Петигрю улыбнулся. Он сам придумал эту историю лет двадцать назад, и теперь ему было в высшей степени приятно стать свидетелем того, что она не забыта, что она все еще здесь в ходу, причем без особых изменений. На его плечо легла чья-то рука, и, обернувшись, он увидел перед собой секретаря суда, сияющего от удовольствия видеть наконец-то вернувшуюся в стадо заблудшую овцу.
— Рад вас видеть, Петигрю. Вы тут завтра собираетесь защищать двоеженца?
— Увы! К сожалению, ни защищать ни обвинять. Вообще-то я здесь совершенно случайно и на данный момент представляю собой ничтожнейшего из ничтожнейших человеческих созданий.
Кустистые брови секретаря сошлись.
— Надеюсь, вы не хотите сказать мне, что вас назначили членом жюри присяжных? — не скрывая удивления, спросил он.
— Нет, я давно уже забыл, что это такое. Судя по тому, как с ними обращаются, их скорее можно отнести к представителям животного мира. Я безвредная, но нужная вещь, а именно свидетель. Сомневаюсь, что понадоблюсь им вообще, поскольку не уверен, что меня вызовут давать показания, но в любом случае завтра буду иметь нахальство спорить с вами о соответствующем размере моих командировочных расходов.
— Не беспокойтесь, я постараюсь урезать их до минимума, — твердо заявил секретарь. — Ладно, что пьем?

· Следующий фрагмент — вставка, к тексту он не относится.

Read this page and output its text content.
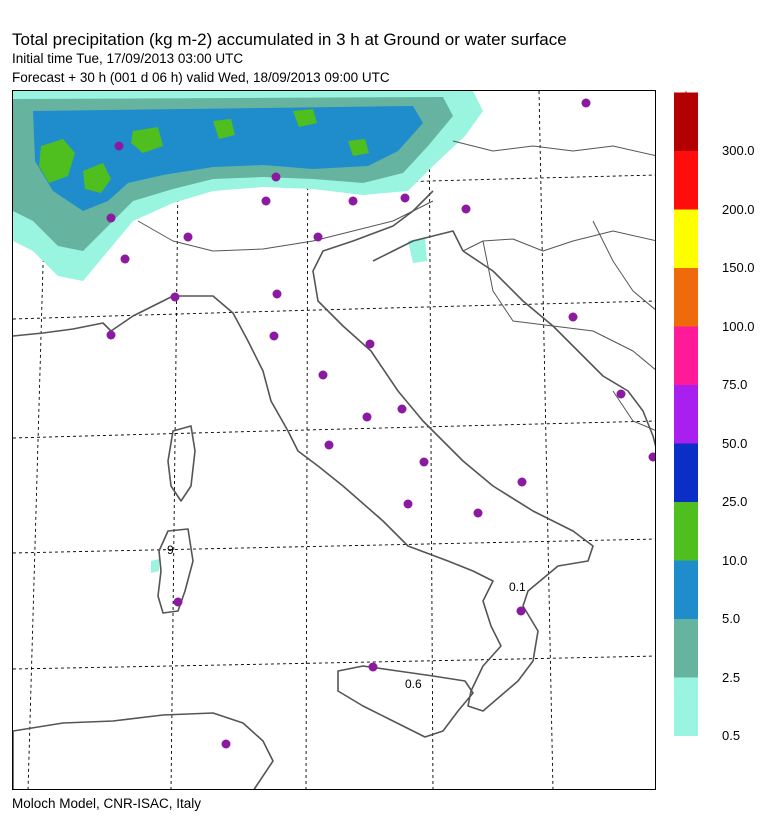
Total precipitation (kg m-2) accumulated in 3 h at Ground or water surface
Initial time Tue, 17/09/2013 03:00 UTC
Forecast + 30 h (001 d 06 h) valid Wed, 18/09/2013 09:00 UTC
0.1
0.6
9
0.5
2.5
5.0
10.0
25.0
50.0
75.0
100.0
150.0
200.0
300.0
Moloch Model, CNR-ISAC, Italy
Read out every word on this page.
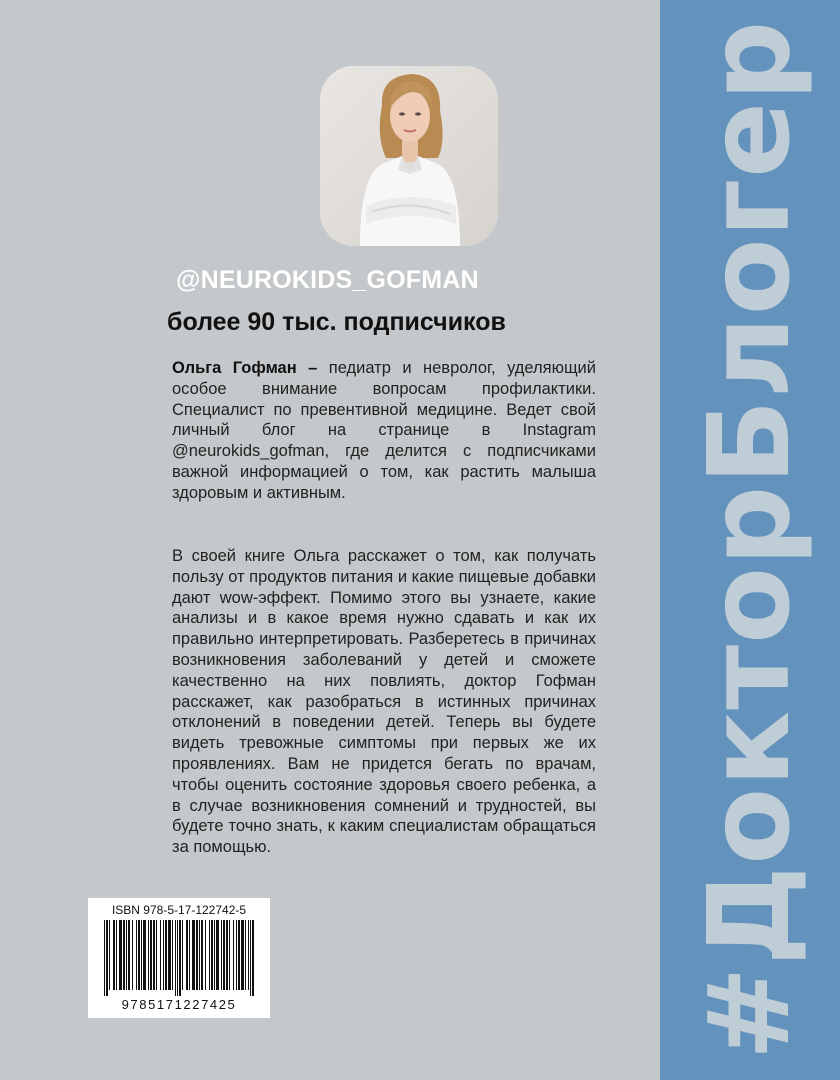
#ДокторБлогер
@NEUROKIDS_GOFMAN
более 90 тыс. подписчиков
Ольга Гофман – педиатр и невролог, уделяющий особое внимание вопросам профилактики. Специалист по превентивной медицине. Ведет свой личный блог на странице в Instagram @neurokids_gofman, где делится с подписчиками важной информацией о том, как растить малыша здоровым и активным.
В своей книге Ольга расскажет о том, как получать пользу от продуктов питания и какие пищевые добавки дают wow-эффект. Помимо этого вы узнаете, какие анализы и в какое время нужно сдавать и как их правильно интерпретировать. Разберетесь в причинах возникновения заболеваний у детей и сможете качественно на них повлиять, доктор Гофман расскажет, как разобраться в истинных причинах отклонений в поведении детей. Теперь вы будете видеть тревожные симптомы при первых же их проявлениях. Вам не придется бегать по врачам, чтобы оценить состояние здоровья своего ребенка, а в случае возникновения сомнений и трудностей, вы будете точно знать, к каким специалистам обращаться за помощью.
ISBN 978-5-17-122742-5
9785171227425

После обеда Петигрю не без сожаления узнал, что избежать расплаты за нежданные каникулы ему никак не удастся. Прокурор Флэк, самый методичный и дотошный из всех судейских, решил провести предварительную встречу, с Маллетом, и Петигрю на ней тоже надо было присутствовать. Как и следовало ожидать, все было достаточно рутинно и скучно. Он терпеливо слушал, как сначала прокурор Флэк детально перечислил ряд статей кодекса законов и вытекающие из них предписания, которые Петигрю и без того знал наизусть, а затем Маллет, почти не сверяясь с кипой принесенных им бумаг, долго говорил о фактах, и только о фактах. Но в разгар встречи произошло, казалось бы, незначительное событие, которое имело весьма серьезные последствия.
Маллета вызвали к телефону, и в его отсутствие Флэк задал вопрос о некоторых подробностях, на который Петигрю был не в состоянии ответить. Пытаясь выйти из положения, он стал лихорадочно просматривать бумаги Маллета, тщетно надеясь найти нужную страницу в нужной папке. Практически наугад открыв одну из них, он с удивлением, близким к шоку, увидел на первой странице свое собственное имя, написанное аккуратными заглавными буквами.

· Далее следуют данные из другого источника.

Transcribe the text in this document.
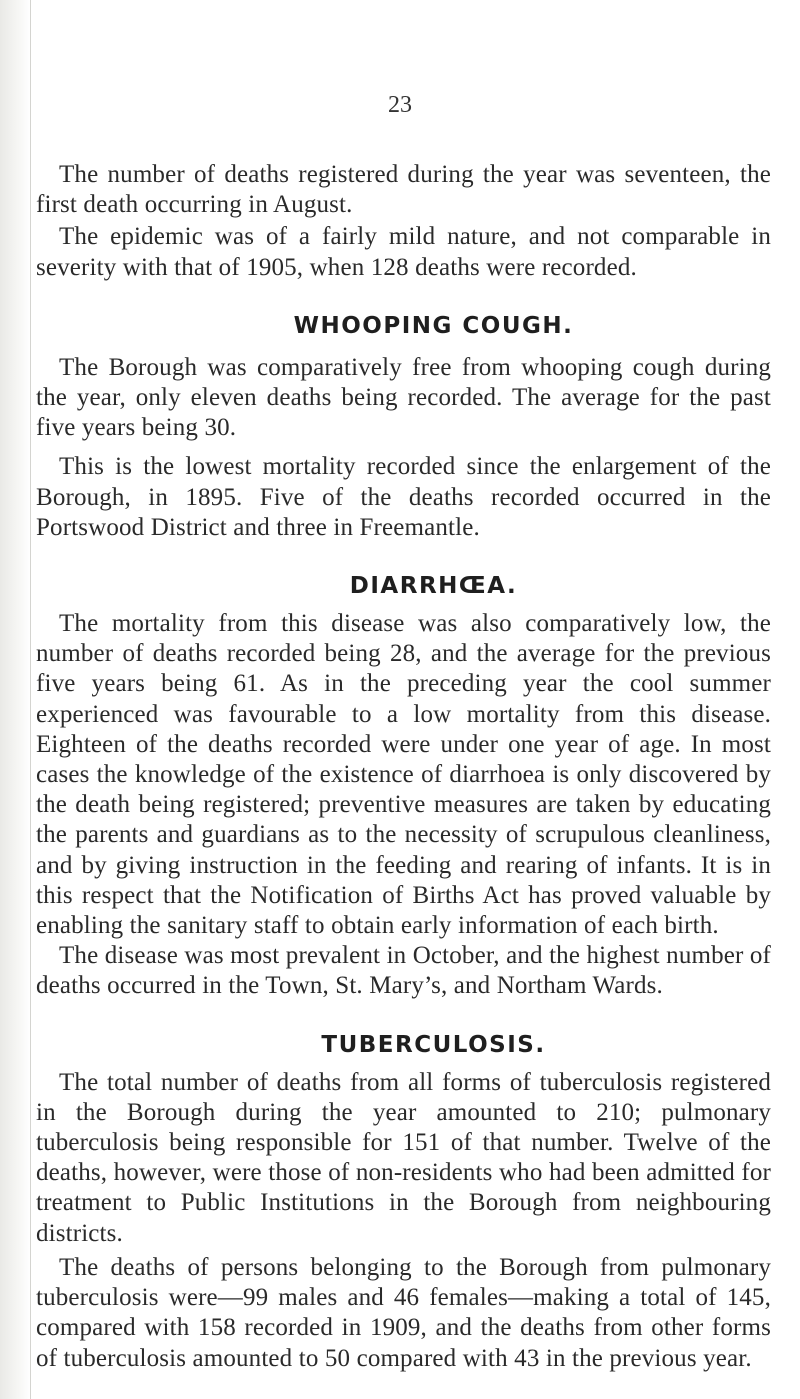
23

The number of deaths registered during the year was seventeen, the first death occurring in August.

The epidemic was of a fairly mild nature, and not comparable in severity with that of 1905, when 128 deaths were recorded.

WHOOPING COUGH.

The Borough was comparatively free from whooping cough during the year, only eleven deaths being recorded. The average for the past five years being 30.

This is the lowest mortality recorded since the enlargement of the Borough, in 1895. Five of the deaths recorded occurred in the Portswood District and three in Freemantle.

DIARRHŒA.

The mortality from this disease was also comparatively low, the number of deaths recorded being 28, and the average for the previous five years being 61. As in the preceding year the cool summer experienced was favourable to a low mortality from this disease. Eighteen of the deaths recorded were under one year of age. In most cases the knowledge of the existence of diarrhoea is only discovered by the death being registered; preventive measures are taken by educating the parents and guardians as to the necessity of scrupulous cleanliness, and by giving instruction in the feeding and rearing of infants. It is in this respect that the Notification of Births Act has proved valuable by enabling the sanitary staff to obtain early information of each birth.

The disease was most prevalent in October, and the highest number of deaths occurred in the Town, St. Mary’s, and Northam Wards.

TUBERCULOSIS.

The total number of deaths from all forms of tuberculosis registered in the Borough during the year amounted to 210; pulmonary tuberculosis being responsible for 151 of that number. Twelve of the deaths, however, were those of non-residents who had been admitted for treatment to Public Institutions in the Borough from neighbouring districts.

The deaths of persons belonging to the Borough from pulmonary tuberculosis were—99 males and 46 females—making a total of 145, compared with 158 recorded in 1909, and the deaths from other forms of tuberculosis amounted to 50 compared with 43 in the previous year.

«ПЕТИГРЮ, Фрэнсис, — прочитал он, — адвокат; холост; судимостей не имеет». Какого черта?! Петигрю вернулся к обложке и увидел, что она озаглавлена: «ДЕЛО ДЭНВИЛ. Указатель персонала управления».
— Боже мой! — вполголоса пробормотал он. — Это же черт знает что!
— Что вы сказали, коллега? — спросил Флэк. — Вы нашли там письмо, датированное 5 апреля? Я уверен, моя собственная копия не совсем верна.
— Простите, но я никак не могу его найти. Боюсь, нам придется подождать до возвращения инспектора.
Он никак не мог удержаться от искушения продолжить чтение этих столь неожиданных для него материалов.
«Год рождения — 1888; допущен к юридической практике в 1912-м; юридический консультант Управления по контролю за производством и использованием взрывателей с 1 октября; взаимоотношения с покойной характеризуются как явно дружеские, а с другими подозреваемыми — как в основном негативные, за исключением Элеоноры Браун; имеются определенные сомнения относительно возможной ревности со стороны Томаса Филипса».
Ну это уж слишком! Не в силах читать дальше, хотя вся страница, озаглавленная его именем, была до конца заполнена плотным аккуратно написанным текстом, Петигрю перевернул страницу, чтобы поскорее убрать с глаз долой оскорбительный пассаж, и увидел:
«ФИЛИПС, Томас: помощник адвоката; ранее не судим; год рождения — 1890; в 1916-м женился на Саре Эмили Ричарде, которая скончалась в 1934-м; с 1919-го по 1939 г, работал в компании „Мейхью энд Тиллотсон“; временный сотрудник управления с декабря 1939 г.».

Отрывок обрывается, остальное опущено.